Peki bu adamlar ve kadınlar niye kendi partisi tarafından aday gösterilmeyince bu cenaze partilerden birinin kapısını çalıp aday olmaya kalkışırlar?

Kolay cevap: Evet, niye o cenaze partiler? O kadar kendine güveniyorsa bağımsız aday olsun.

Cevaptaki mantık doğru gibi.

Ama yanlış.

Bağımsız aday olup seçilen sadece belediye başkanı seçilmiş olur. Kendi elleriyle de kendi elini kolunu bağlamış olur. Çünkü belediye meclisi parti listelerinden oluşacak ve belki de kendisini aday göstermeyen parti, belediye meclisinde çoğunluğu eline geçirecek.

Sonra?..

Sonrası sürekli yakınan, ağlayan, mızıldayan "Ben neler yapacaktım ama bu meclis engelliyor beni" diye şikâyet üstüne şikâyet eden bir belediye başkanı.

*   *   *

Tabii seçildiyse...

Çoğu kez seçilemezler. Çatısı altına girdiği partinin zaten seçmen kitlesi, dolayısıyla sağlayabileceği oy desteği yoktur.

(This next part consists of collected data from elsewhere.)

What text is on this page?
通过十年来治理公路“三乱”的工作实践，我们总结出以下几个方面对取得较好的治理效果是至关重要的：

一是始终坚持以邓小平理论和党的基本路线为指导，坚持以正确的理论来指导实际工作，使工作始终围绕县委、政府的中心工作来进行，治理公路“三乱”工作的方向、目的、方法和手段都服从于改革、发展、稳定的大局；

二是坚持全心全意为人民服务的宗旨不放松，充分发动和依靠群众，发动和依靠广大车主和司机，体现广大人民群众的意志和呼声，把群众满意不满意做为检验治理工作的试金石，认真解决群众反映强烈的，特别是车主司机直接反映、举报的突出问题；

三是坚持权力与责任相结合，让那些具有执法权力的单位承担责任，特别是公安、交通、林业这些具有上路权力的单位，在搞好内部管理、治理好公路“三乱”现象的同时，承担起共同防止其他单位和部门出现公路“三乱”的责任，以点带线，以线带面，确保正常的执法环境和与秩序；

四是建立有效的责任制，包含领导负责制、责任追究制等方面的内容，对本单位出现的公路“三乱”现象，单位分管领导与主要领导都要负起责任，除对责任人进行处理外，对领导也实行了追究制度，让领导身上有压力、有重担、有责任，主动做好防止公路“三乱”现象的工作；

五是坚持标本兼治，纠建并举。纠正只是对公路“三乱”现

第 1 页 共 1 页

Bu durumda böylesi "adayları" ve böylesi "adaylıkları" önemsememek, gülüp geçmek mi gerek?

Başka bir seçim döneminde, başka koşullarda belki.

(1970'lerde bir genel seçimde bağımsız aday olan bir emekli albayın "mitingi"ni izlemiştim. Albayım bütün ciddiyetiyle dört beş sayfa tutan konuşma metnini sonuna kadar okumuş, mitinge katılan beş kişi sonuna kadar dinlemiştik. Beş kişiden biri ayakkabı boyacısı cin gibi bir çocuk, üçü de albayın arkadaşı ya da akrabası, biri de gazeteci olarak bendim. Mitingden hoş bir röportaj çıktı. O röportaj ödül kazandı.)

Ama bu kez koşullar çok farklı, çok başka ve çok önemli.

Adı yerel seçim ama AKP Reisi Erdoğan ve kankası Bahçeli için kişisel bir beka sorunu oluşturacak kadar önemli.

Yani ve adeta genel seçimden de önemli bir yerel seçim yaşayacağız...

Bu seçim herkes için (Bir daha: Herkes için) belediye başkanının kim olacağı, belediye meclisine kimlerin seçileceği sorularına cevap veren bir seçim olmayacak.

Bu seçim iki soruya cevap verecek:

Bir: AKP'yi sandıkta geriletmek, giderek dönüşü olmayan bir inişe geçirmek mümkün mü?

İki: Recep Tayyip Erdoğan denen zattan ülkeyi ve... Ve evet, AKP'yi kurtarmanın önü açılacak mı?

Birinci ve ikinci soruları tek soru cümlesine indirmek zor değil:

Bu ülkede şaşı kör topal da olsa, eksik de olsa, Batı Avrupa demokrasi standartlarına epey uzak da olsa, demokrasiyi yeniden ayağa kaldırmak mümkün olacak mı?

*   *   *

Şimdi dönün yazının başlığına.

Her biri artık bir karikatür partiye dönüşmüş olan siyasi cenazeler ve o partilerin çatısı altında koltuk arayan siyaset esnafı bu seçimlerde sadece ve sadece AKP'nin ve onun reisinin değirmenine su taşıyan siyasal aymazlar olarak anılacaklar.

Eh, Allah için,  bu "onursuz ünü" anaların ak sütü gibi hak ediyorlar.